I am a happy-go-lucky person, a laidback, who doesn't like to control everything but he seems to take control of everything in his life, and I don't even know what'sthe problemwith him, he continues to blame me for the silliest of reasons you could think of.
Like yesterday we went to market and I knew sort of thar his mood is not right, so I didn't speak to trigger him, and after shopping and everything, we had to take milk packets, now he grabbed the milk packet and saw the packaged date and expiry date, and asked me what s the date today? I said it's 25th maybe, and he again asked what? I said 25th maybe and checked my phone for the date but before I could speak he was gone to pick some other items, and I was chill all this time.
Now when we started walking towards home, he started blaming, I can work like this if you keep doing things like the way you do.
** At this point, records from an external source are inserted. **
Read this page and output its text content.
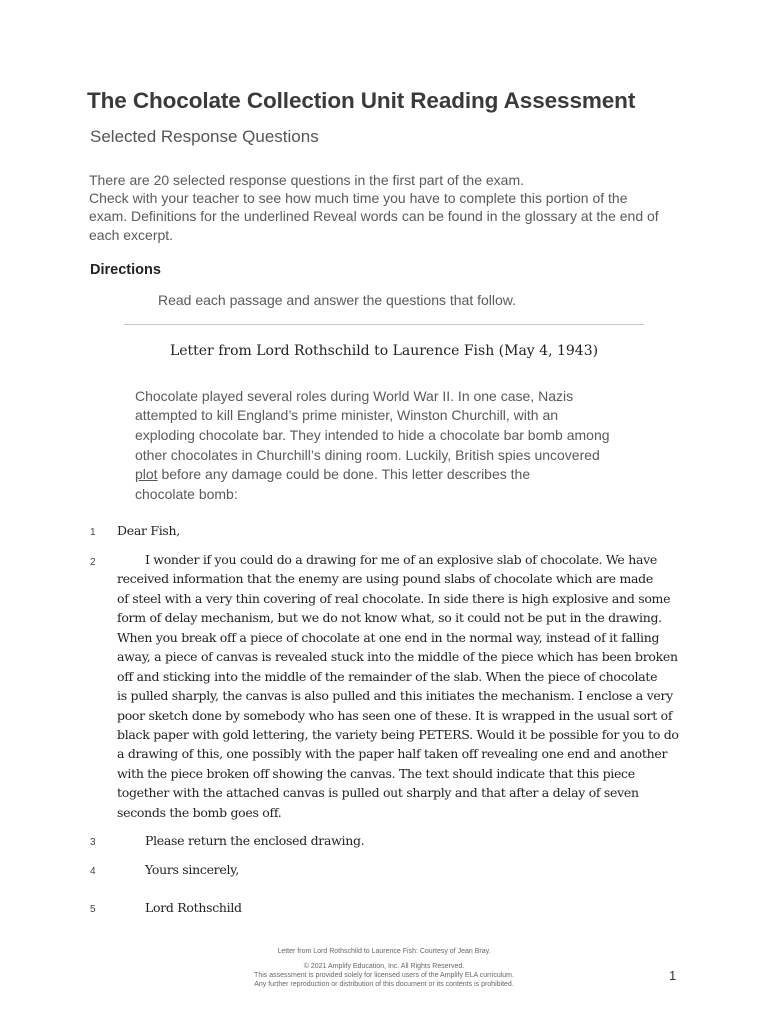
The Chocolate Collection Unit Reading Assessment
Selected Response Questions
There are 20 selected response questions in the first part of the exam.
Check with your teacher to see how much time you have to complete this portion of the
exam. Definitions for the underlined Reveal words can be found in the glossary at the end of
each excerpt.
Directions
Read each passage and answer the questions that follow.
Letter from Lord Rothschild to Laurence Fish (May 4, 1943)
Chocolate played several roles during World War II. In one case, Nazis
attempted to kill England’s prime minister, Winston Churchill, with an
exploding chocolate bar. They intended to hide a chocolate bar bomb among
other chocolates in Churchill’s dining room. Luckily, British spies uncovered
plot before any damage could be done. This letter describes the
chocolate bomb:
1 Dear Fish,
2	I wonder if you could do a drawing for me of an explosive slab of chocolate. We have
received information that the enemy are using pound slabs of chocolate which are made
of steel with a very thin covering of real chocolate. In side there is high explosive and some
form of delay mechanism, but we do not know what, so it could not be put in the drawing.
When you break off a piece of chocolate at one end in the normal way, instead of it falling
away, a piece of canvas is revealed stuck into the middle of the piece which has been broken
off and sticking into the middle of the remainder of the slab. When the piece of chocolate
is pulled sharply, the canvas is also pulled and this initiates the mechanism. I enclose a very
poor sketch done by somebody who has seen one of these. It is wrapped in the usual sort of
black paper with gold lettering, the variety being PETERS. Would it be possible for you to do
a drawing of this, one possibly with the paper half taken off revealing one end and another
with the piece broken off showing the canvas. The text should indicate that this piece
together with the attached canvas is pulled out sharply and that after a delay of seven
seconds the bomb goes off.
3	Please return the enclosed drawing.
4	Yours sincerely,
5	Lord Rothschild
Letter from Lord Rothschild to Laurence Fish: Courtesy of Jean Bray.
© 2021 Amplify Education, Inc. All Rights Reserved.
This assessment is provided solely for licensed users of the Amplify ELA curriculum.
Any further reproduction or distribution of this document or its contents is prohibited.
1
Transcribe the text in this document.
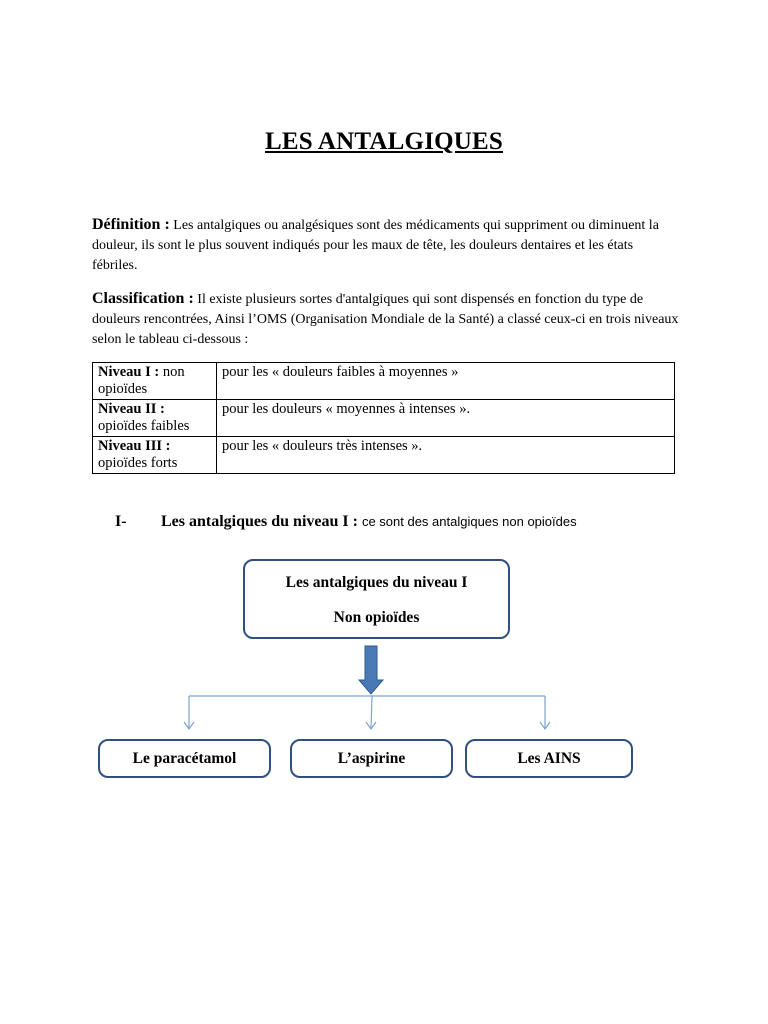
LES ANTALGIQUES
Définition : Les antalgiques ou analgésiques sont des médicaments qui suppriment ou diminuent la douleur, ils sont le plus souvent indiqués pour les maux de tête, les douleurs dentaires et les états fébriles.
Classification : Il existe plusieurs sortes d'antalgiques qui sont dispensés en fonction du type de douleurs rencontrées, Ainsi l’OMS (Organisation Mondiale de la Santé) a classé ceux-ci en trois niveaux selon le tableau ci-dessous :
Niveau I : non opioïdes	pour les « douleurs faibles à moyennes »
Niveau II : opioïdes faibles	pour les douleurs « moyennes à intenses ».
Niveau III : opioïdes forts	pour les « douleurs très intenses ».
I- Les antalgiques du niveau I : ce sont des antalgiques non opioïdes
Les antalgiques du niveau I
Non opioïdes
Le paracétamol	L’aspirine	Les AINS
I was like what did I do but I continued to listen to his blames.
I went back home and wanted to have alone time and don't have to deal with his blames, so I didn't talk to him, and then at night before sleeping he lashed out to me,and started talking about other things whichdoesnt have any relation to this issue he had, like how I didn't bring my eye drops the other day, or how I seem to relax and not do things according to him.
I am just sad and done, his behavior is always like this so unpredictable and always blaming me for the silliest of reasons, I don't know what to do.
I got high blood pressure ( 190/118) just by stressing over this relationship, and my doctor literally told me not to take stress but he seems not to stop.
I have told him everything how I feel, how he needs to communicate instead of blaming directly and other beheviour of him stressing me so much.
He says he is improving but it doesn't seem to help me. I always am stressed after every useless, tiny arguments explaining myself what was my intention and all. But it's too draining.
Please help me what to do, how to save this relationship?
TL;DR – my husband argues with me for the silliest of reasons, I am too stressed right now because of this doctor told me not to take stress andccommunication isnt working with him.